No había reaccionado cuando vio la cámara. Era demasiado profesional para eso. También sentía curiosidad. Salió de su campo visual y paseó como el típico turista. Dedicó otros veinte minutos a admirar las vistas. Las colegialas se habían ido, y habían sido sustituidas por un grupo de turistas alemanes de vacaciones. Calculó que había transcurrido tiempo suficiente para que nadie le relacionara con lo que estaba a punto de hacer. Ya se había quitado la gorra de béisbol y puesto la chaqueta del revés. Antes era azul claro con un logo, y ahora verde oscuro y sin adornos.

Pasó bajo la cámara y, cuando nadie miraba, alzó la mano para alterar su ángulo un poco. Se alejó a esperar. Tardaron diez minutos. El chico que llegó llevaba traje, no el uniforme de los típicos empleados de mantenimiento. Se encaminó a la cámara y la devolvió a su posición original. El hombre llevaba un pinganillo de Bluetooth sobre un oído, y tras recibir instrucciones de quien controlara las imágenes de la cámara, torció el ángulo del aparato unos cuantos grados más.

Cabrillo ya había subido al primer ascensor disponible en cuanto el hombre empezó a manipular la cámara. Ahora deambulaba por la acera, delante del edificio. Sólo tendría que esperar unos minutos. El Señor Manitas no trabajaba en este edificio. Apareció en la calle, caminando a grandes zancadas, y él sabía adónde se dirigía, de manera que se desvió a una calle paralela. Llegó a tiempo de ver que el tipo entraba en la torre negra donde L’Enfant había dicho que Kenin se escondía.

Sí, en efecto, el ocupante de los últimos pisos era un maníaco de la seguridad.

—Debe de ser un paranoico —masculló el Presidente.

No habían considerado la plataforma de observación un lugar adecuado para vigilar la torre negra por la sencilla razón de que se cerraba por la noche. Sólo había ido para poner a prueba la resolución de su enemigo. Regresó al edificio y habló con una mujer que se ocupaba de los alquileres. Por mediación de una empresa fantasma, la Corporación ya había alquilado un espacio en la planta dieciséis que les concedía un lugar estratégico. La mujer le entregó las llaves de la suite, pero él declinó su oferta de enseñarle el espacio. Juan subió en ascensor.

Había tres habitaciones, la primera era una recepción, con un escritorio de secretaria y una zona de descanso con un sofá y butacas a juego. El mobiliario de los despachos era idéntico: escritorios, aparadores y sillas estándares. Incluso había obras de arte genéricas en las paredes. Cabrillo hizo caso omiso de todo. Sacó un par de prismáticos diminutos, pero sorprendentemente potentes, de su riñonera y los apuntó a la terraza del tejado que se hallaba a cuatro manzanas de distancia y sesenta metros más abajo.
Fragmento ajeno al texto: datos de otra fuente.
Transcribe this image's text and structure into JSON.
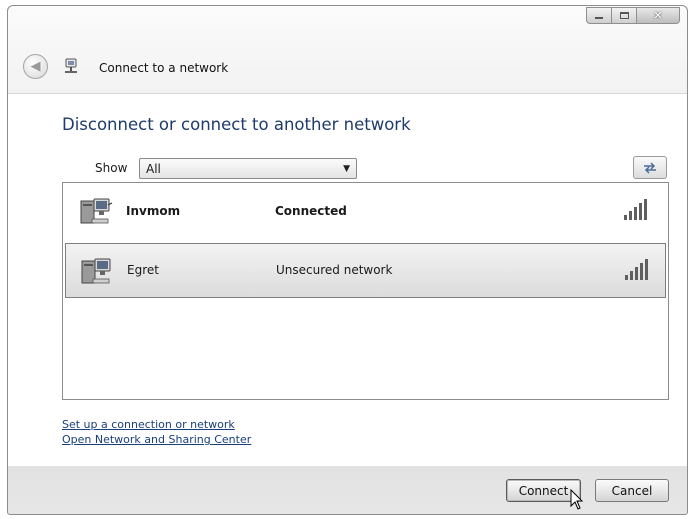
{
  "window": {
    "title": "Connect to a network"
  },
  "header": {
    "heading": "Disconnect or connect to another network"
  },
  "filter": {
    "show_label": "Show",
    "selected": "All"
  },
  "networks": [
    {
      "name": "Invmom",
      "status": "Connected",
      "selected": false,
      "signal_bars": 5
    },
    {
      "name": "Egret",
      "status": "Unsecured network",
      "selected": true,
      "signal_bars": 5
    }
  ],
  "links": {
    "setup": "Set up a connection or network",
    "sharing_center": "Open Network and Sharing Center"
  },
  "buttons": {
    "connect": "Connect",
    "cancel": "Cancel"
  },
  "icons": {
    "back": "back-arrow-icon",
    "network_window": "network-icon",
    "computer": "computer-network-icon",
    "refresh": "refresh-icon",
    "signal": "signal-strength-icon"
  },
  "colors": {
    "heading": "#1e3b6b",
    "link": "#1a3f7a"
  }
}
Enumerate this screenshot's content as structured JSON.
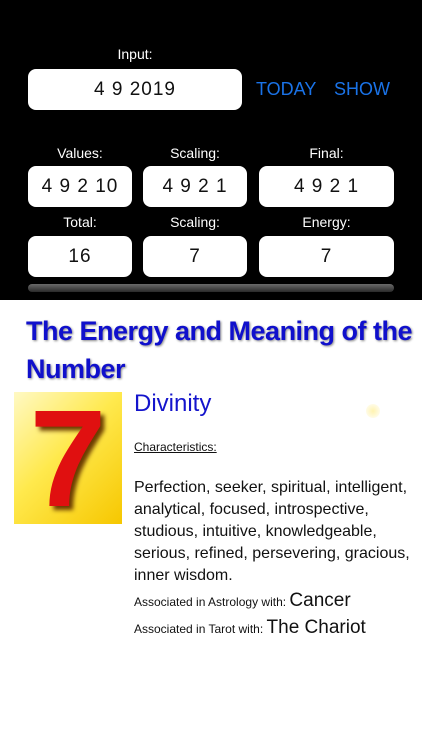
{
  "calculator": {
    "input_label": "Input:",
    "input_value": "4 9 2019",
    "today_label": "TODAY",
    "show_label": "SHOW",
    "row1": {
      "labels": [
        "Values:",
        "Scaling:",
        "Final:"
      ],
      "values": [
        "4 9 2 10",
        "4 9 2 1",
        "4 9 2 1"
      ]
    },
    "row2": {
      "labels": [
        "Total:",
        "Scaling:",
        "Energy:"
      ],
      "values": [
        "16",
        "7",
        "7"
      ]
    }
  },
  "meaning": {
    "heading": "The Energy and Meaning of the Number",
    "number": "7",
    "title": "Divinity",
    "characteristics_label": "Characteristics:",
    "characteristics": "Perfection, seeker, spiritual, intelligent, analytical, focused, introspective, studious, intuitive, knowledgeable, serious, refined, persevering, gracious, inner wisdom.",
    "astrology_label": "Associated in Astrology with: ",
    "astrology_value": "Cancer",
    "tarot_label": "Associated in Tarot with: ",
    "tarot_value": "The Chariot"
  },
  "colors": {
    "accent_blue": "#1a73e8",
    "heading_blue": "#1010cc",
    "number_red": "#e01010",
    "tile_yellow": "#ffe94d"
  }
}
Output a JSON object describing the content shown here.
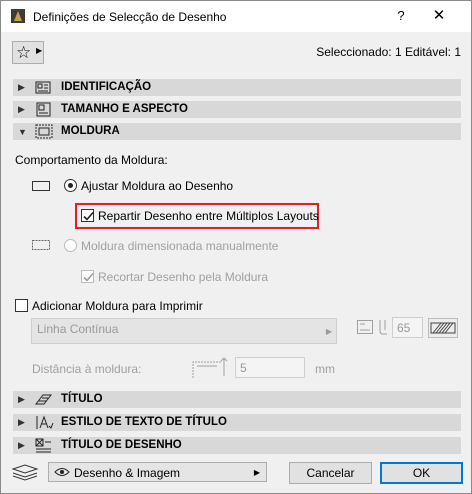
{
  "window": {
    "title": "Definições de Selecção de Desenho",
    "help": "?",
    "close": "✕"
  },
  "header": {
    "selection_info": "Seleccionado: 1 Editável: 1"
  },
  "panels": [
    {
      "label": "IDENTIFICAÇÃO",
      "icon": "id-info-icon",
      "expanded": false
    },
    {
      "label": "TAMANHO E ASPECTO",
      "icon": "size-appearance-icon",
      "expanded": false
    },
    {
      "label": "MOLDURA",
      "icon": "frame-icon",
      "expanded": true
    },
    {
      "label": "TÍTULO",
      "icon": "title-icon",
      "expanded": false
    },
    {
      "label": "ESTILO DE TEXTO DE TÍTULO",
      "icon": "text-style-icon",
      "expanded": false
    },
    {
      "label": "TÍTULO DE DESENHO",
      "icon": "drawing-title-icon",
      "expanded": false
    }
  ],
  "frame": {
    "behavior_label": "Comportamento da Moldura:",
    "fit_label": "Ajustar Moldura ao Desenho",
    "fit_selected": true,
    "split_label": "Repartir Desenho entre Múltiplos Layouts",
    "split_checked": true,
    "manual_label": "Moldura dimensionada manualmente",
    "manual_selected": false,
    "crop_label": "Recortar Desenho pela Moldura",
    "crop_checked": true,
    "add_print_label": "Adicionar Moldura para Imprimir",
    "add_print_checked": false,
    "line_type": "Linha Contínua",
    "pen_number": "65",
    "distance_label": "Distância à moldura:",
    "distance_value": "5",
    "distance_unit": "mm"
  },
  "footer": {
    "view_option": "Desenho & Imagem",
    "cancel_label": "Cancelar",
    "ok_label": "OK"
  },
  "colors": {
    "panel_bg": "#d8d8d8",
    "highlight_border": "#e0202a",
    "default_button_border": "#0078d7"
  }
}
La vista carecía de obstáculos. Al igual que este edificio, el tejado estaba rodeado de una barandilla de cristal, sólo que ésta medía dos metros y medio de altura, como mínimo, y sospechó que sería a prueba de balas. Se accedía a la terraza por un ascensor ubicado en un pabellón que se encontraba en la esquina sur del edificio. Había una larga y reluciente piscina rodeada de una tarima de teca. En un extremo de la piscina había apiladas rocas con agua que caía sobre ellas formando un conjunto artístico y natural. Cerca, y también dispuesto entre rocas para que pareciera un manantial natural, había un jacuzzi con hilillos de vapor que se elevaban de su superficie. Había cientos de plantas, y senderos que serpenteaban a través de los árboles y los arbustos. La terraza recordaba una creación de Disney para alguno de sus complejos recreativos, y Juan tuvo que admitir que el efecto le encantaba.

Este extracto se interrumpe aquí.